The ACLU said it has not seen the language of the reforms that the Democratic leadership was preparing to get behind.
But while congressional progressives feared that their leaders would make permanent the expansions of wiretapping power that congressional Republicans brokered in August, some House Republicans were less sanguine about the outcome of the legislation. An adviser to Rep. Pete Hoekstra (R-MI), the ranking Republican on the Intelligence Committee, claimed that the Democrats had closed their Republican counterparts out of the process of drafting the legislation.
A copy of the principles on FISA reform sent to the Democratic leadership by the 72 members of the Congressional Progressive Caucus can be read after the jump.

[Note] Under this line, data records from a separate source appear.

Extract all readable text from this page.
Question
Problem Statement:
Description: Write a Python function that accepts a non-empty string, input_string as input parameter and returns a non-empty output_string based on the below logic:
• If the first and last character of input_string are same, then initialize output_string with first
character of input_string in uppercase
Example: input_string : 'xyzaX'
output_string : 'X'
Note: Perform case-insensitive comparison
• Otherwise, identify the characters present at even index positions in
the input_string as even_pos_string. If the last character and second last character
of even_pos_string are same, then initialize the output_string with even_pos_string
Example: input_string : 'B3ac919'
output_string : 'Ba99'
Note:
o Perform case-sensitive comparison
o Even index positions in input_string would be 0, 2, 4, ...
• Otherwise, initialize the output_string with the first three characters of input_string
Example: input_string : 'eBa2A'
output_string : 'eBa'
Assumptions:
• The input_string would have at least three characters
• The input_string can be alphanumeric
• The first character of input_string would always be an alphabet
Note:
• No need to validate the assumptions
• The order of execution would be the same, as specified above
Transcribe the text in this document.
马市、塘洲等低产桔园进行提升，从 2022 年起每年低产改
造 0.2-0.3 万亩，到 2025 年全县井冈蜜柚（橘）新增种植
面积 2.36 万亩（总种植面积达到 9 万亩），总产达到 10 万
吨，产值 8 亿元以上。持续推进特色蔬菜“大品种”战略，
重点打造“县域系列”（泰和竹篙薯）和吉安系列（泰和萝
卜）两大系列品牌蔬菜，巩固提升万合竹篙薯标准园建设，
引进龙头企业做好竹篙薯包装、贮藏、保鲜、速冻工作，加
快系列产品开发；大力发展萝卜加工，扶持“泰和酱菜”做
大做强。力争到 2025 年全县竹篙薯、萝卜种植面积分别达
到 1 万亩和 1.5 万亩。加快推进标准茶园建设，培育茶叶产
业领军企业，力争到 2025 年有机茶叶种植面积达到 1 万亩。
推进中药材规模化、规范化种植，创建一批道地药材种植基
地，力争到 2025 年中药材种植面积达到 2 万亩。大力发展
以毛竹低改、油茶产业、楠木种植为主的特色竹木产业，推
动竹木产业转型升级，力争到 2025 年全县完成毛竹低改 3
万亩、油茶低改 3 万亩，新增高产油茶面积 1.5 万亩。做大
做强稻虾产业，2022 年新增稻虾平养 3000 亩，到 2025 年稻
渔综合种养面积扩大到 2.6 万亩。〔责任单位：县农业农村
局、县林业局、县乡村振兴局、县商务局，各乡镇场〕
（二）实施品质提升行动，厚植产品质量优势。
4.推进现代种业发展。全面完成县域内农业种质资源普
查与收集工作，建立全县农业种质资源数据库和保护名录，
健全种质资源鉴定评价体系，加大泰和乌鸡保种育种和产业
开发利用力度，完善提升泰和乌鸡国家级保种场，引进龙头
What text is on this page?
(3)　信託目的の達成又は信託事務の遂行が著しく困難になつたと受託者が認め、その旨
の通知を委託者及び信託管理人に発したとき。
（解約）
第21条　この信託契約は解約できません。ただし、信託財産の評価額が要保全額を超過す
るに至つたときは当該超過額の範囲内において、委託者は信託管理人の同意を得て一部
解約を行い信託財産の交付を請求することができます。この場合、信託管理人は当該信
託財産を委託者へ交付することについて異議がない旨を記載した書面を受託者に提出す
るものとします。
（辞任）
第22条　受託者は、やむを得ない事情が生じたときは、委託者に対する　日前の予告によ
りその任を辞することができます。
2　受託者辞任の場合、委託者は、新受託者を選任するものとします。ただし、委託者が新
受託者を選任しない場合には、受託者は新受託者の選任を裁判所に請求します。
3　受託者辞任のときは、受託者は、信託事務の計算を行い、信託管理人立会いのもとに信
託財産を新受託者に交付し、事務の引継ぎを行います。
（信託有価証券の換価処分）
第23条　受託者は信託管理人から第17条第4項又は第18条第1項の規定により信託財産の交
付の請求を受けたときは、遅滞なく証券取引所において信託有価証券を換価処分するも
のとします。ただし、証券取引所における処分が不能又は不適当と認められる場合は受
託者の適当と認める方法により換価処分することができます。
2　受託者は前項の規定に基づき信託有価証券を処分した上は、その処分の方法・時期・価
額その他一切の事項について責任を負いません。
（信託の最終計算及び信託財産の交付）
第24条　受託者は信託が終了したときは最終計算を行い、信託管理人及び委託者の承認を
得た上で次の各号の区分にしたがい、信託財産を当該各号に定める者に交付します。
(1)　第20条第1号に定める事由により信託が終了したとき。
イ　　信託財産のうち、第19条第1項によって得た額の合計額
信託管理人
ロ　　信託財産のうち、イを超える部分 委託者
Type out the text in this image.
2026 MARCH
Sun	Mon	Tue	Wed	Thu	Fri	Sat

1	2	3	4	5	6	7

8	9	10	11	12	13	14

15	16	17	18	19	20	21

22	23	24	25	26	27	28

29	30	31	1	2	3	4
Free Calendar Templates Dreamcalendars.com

Progressive Caucus Official Position and Fundamental Principles Governing FISA Reform, as adopted
October 3, 2007
We, Members of the Congressional Progressive Caucus, fully recognizing we live in a dangerous world but proud of, and deeply committed to, the values that have made the United States an exemplar for the world, affirm the following principles to guide consideration over the debate regarding surveillance of foreign intelligence. We hold that these principles represent the pillars by which America gives no quarter to terrorists who would do our country harm, while at the same time ensuring fidelity to the distinctively American commitment to the rule of law, the dignity of the individual, and separation of powers.
1. It should be the policy of the United States that the objective of any authorized program of foreign intelligence surveillance must be to ensure that American citizens and persons in America are secure in their persons, papers, and effects, but makes terrorists throughout the world feel insecure.
2. The best way to achieve these twin goals is to follow the rule of law. And the exclusive law to follow with respect to authorizing foreign surveillance gathering on U.S. soil is the Foreign Intelligence Surveillance Act (FISA). As initially enacted by Congress, the exclusivity of FISA was unambiguous. Legislation must reiterate current law that FISA is the exclusive means to authorize foreign surveillance gathering on U.S. soil.
3. The Foreign Intelligence Surveillance Act (FISA) should be modernized to accommodate new technologies and to make clear that foreign to foreign communications are not subject to the FISA, even though modern technology enables that communication to be routed through the United States.
4. The Foreign Intelligence Surveillance Court (FISC) is indispensable and must play a meaningful role in ensuring compliance with the law. This oversight should include, where possible, regular judicial approval and review of surveillance, of whose communications will be collected, of how it will be gathered, and of how content and other data in communications to and from the United States will be handled.
5. Congress must have regular access to information about how many U.S. communications are being collected and the authority to require court orders when it becomes clear that a certain program or surveillance of a target is scooping up communications of U.S. persons.
6. Once the government has reason to believe that a specific account, person or facility will have contact with someone in the United States, the government should be required to return to the FISC to obtain a court order for continued surveillance. Reliance on the FISC will help ensure the privacy of U.S. persons' communications.
7. Congress should not grant amnesty to any telecommunications company or to any other entity or individual for helping the NSA spy illegally on innocent Americans. The availability of amnesty will have the unintended consequence of encouraging telecommunications companies to comply with, rather than contest, illegal requests to spy on Americans.
8. Authorization to conduct foreign surveillance gathering on U.S. soil must never be made permanent. The threats to America's security and the liberties of its people will change over time and require constant vigilance by the people's representatives in Congress.
Note: An earlier version of this story incorrectly stated that ACLU "had not been briefed" on the proposed legislation.